When director Roger Donaldson took the reins on "The Bank Job," he delved into his own research, visiting newspaper archives and tracking down informants. He talked to policemen, the ham-radio operator and a man who knew Michael X and one of the MI5 operatives. A private investigator found one of the bank robbers, he says, "and after hearing the real story, it was more spine-chilling than what we had put together. I could never fit it all into the movie."
"When we started digging around in London, people thought we were making a movie about police corruption -- nobody wanted to talk about it," he says. He was equally intrigued by the media blackout on the case: "It has so much relevance to today's world and the way the media can manipulate things. Who knows what really goes on?"
During the casting process, Donaldson paid close attention to class differences and contrasts between characters to avoid complicating an already complex story. "I was determined to find actors who you would not get confused about who they were," he says. "They had to fit into the roles that they had, and since each level of British society has a very distinctive accent, I was very determined to get people whose accents were the real thing."

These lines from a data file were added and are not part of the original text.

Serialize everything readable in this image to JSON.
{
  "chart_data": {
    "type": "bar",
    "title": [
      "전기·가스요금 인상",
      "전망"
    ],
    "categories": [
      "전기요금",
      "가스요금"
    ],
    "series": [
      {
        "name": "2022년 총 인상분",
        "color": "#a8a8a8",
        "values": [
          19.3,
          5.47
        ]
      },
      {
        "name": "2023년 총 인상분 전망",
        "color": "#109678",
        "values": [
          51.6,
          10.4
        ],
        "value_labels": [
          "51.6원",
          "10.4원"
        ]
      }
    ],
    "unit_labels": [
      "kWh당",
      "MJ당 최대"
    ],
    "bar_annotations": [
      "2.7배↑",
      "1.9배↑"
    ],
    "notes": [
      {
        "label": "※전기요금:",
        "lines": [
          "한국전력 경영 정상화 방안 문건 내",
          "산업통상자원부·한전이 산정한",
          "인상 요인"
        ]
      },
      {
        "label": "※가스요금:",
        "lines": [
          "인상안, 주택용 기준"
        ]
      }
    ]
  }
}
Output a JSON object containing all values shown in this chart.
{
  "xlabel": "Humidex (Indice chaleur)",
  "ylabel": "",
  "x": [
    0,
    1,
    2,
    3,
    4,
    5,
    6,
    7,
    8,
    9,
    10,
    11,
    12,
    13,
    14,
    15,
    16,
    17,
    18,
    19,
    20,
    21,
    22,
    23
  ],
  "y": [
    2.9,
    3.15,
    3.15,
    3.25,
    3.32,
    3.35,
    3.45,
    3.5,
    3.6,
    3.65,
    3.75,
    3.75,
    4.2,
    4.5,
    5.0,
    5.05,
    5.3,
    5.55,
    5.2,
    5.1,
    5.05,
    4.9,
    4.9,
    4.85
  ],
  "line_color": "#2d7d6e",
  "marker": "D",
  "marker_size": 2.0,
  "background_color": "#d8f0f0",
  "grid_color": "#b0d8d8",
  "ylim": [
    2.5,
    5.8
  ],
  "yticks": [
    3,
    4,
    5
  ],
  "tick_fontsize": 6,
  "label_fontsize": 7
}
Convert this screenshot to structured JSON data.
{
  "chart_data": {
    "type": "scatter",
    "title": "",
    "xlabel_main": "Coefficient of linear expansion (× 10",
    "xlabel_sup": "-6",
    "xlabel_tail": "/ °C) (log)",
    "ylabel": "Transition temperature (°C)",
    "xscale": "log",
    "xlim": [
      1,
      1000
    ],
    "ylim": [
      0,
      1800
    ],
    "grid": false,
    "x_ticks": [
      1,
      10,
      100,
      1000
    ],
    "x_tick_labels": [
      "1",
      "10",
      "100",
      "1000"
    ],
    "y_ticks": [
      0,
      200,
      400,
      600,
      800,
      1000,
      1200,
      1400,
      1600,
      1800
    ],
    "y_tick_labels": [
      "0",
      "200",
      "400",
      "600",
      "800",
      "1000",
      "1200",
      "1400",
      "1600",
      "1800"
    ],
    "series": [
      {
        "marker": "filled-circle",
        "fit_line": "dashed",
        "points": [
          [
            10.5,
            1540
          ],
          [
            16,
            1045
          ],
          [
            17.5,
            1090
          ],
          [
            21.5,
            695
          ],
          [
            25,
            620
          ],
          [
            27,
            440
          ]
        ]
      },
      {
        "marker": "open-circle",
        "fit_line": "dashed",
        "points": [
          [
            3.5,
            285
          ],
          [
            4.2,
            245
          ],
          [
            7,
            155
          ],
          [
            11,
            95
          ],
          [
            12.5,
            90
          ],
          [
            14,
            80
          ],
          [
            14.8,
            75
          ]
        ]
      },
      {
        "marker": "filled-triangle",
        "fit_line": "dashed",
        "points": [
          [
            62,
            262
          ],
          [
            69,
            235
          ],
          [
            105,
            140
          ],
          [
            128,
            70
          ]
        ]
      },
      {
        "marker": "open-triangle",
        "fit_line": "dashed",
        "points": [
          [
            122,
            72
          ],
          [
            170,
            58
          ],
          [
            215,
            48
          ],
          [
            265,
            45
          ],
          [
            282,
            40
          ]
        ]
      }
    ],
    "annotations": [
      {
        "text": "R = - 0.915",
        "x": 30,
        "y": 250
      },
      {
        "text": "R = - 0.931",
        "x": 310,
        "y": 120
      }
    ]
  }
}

In real life, there were probably about 10 in the crew of bank robbers, but the film shrinks their numbers. Jason Statham's character, Terry Leather, is an amalgamation of characters -- but when one of the actual thieves visited the set, there was a striking resemblance. Donaldson immediately noticed similarities in their personalities: "He was like Jason at 70."
"People thought my dad had come to set," laughs Statham, who won't reveal the visitor's true identity. In his conversations with the man, who served two years in prison for the heist, he admits to getting "a slow drip of information."
The elderly visitor's tales also fascinated producer Steve Chasman. "He told me he robbed four more banks … they'd spray-painted 'Let Sherlock Holmes solve this!' on the inside of the vault."